Disease Information & Support


The Word:


Generic name Arsenic trioxide
Pronunciation AR-sen-ik-trye-OK-side
Brand name(s), other common name(s) Trisenox®
Drug type  Cell-maturing agent
How the drug is given Intravenously (IV)

Arsenic trioxide is FDA approved to treat people who have relapsed or refractory acute promyelocytic leukemia ([APL], a type of acute myelogenous leukemia [AML]) in patients originally treated with retinoid or anthracyline chemotherapy and whose APL is characterized by the presence of the t(15;17) translocation or PML-RARa gene expression. Arsenic trioxide is also used to treat certain other types of blood cancers in patients who have not responded to other medications. Arsenic trioxide seems to interfere with the growth of cancer cells, which are then eventually destroyed by the body.

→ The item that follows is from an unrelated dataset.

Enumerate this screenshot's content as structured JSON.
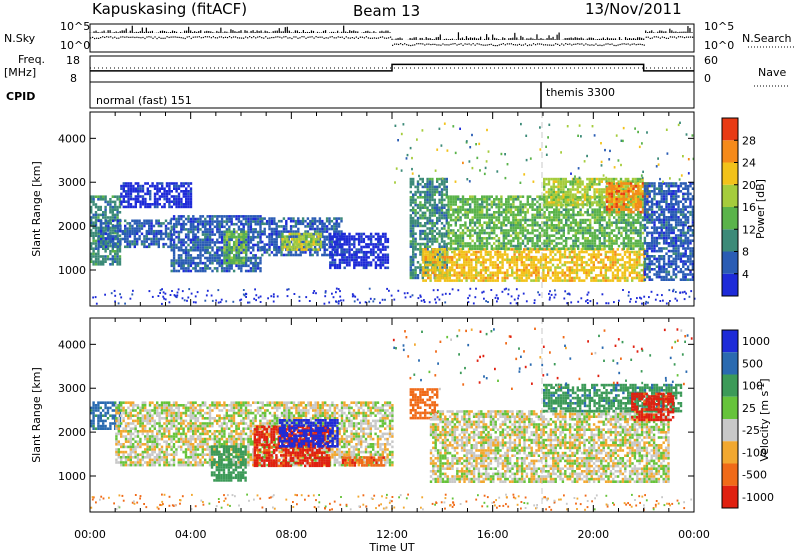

Side effects needing medical attention: Chills; convulsions (seizures); cough; confusion; decreased urine output; dry mouth; eye pain; general feeling of illness; headache; increased thirst; irregular heartbeat; joint pain; loss of appetite; mood changes; muscle pain or cramps; nausea or vomiting; numbness or tingling in hands, feet or lips; shortness of breath or trouble breathing; sore throat; unusual tiredness or weakness; diarrhea; acid or sour stomach; back pain; bloating or swelling of face, hands, lower legs and/or feet; bone pain; constipation; flushing; heavy (nonmenstrual) vaginal bleeding; itchy, red skin; injection site pain, redness or swelling; itching; limb pain; depression; neck pain; nosebleeds; pale skin; chills; trouble sleeping or getting to sleep; weight gain.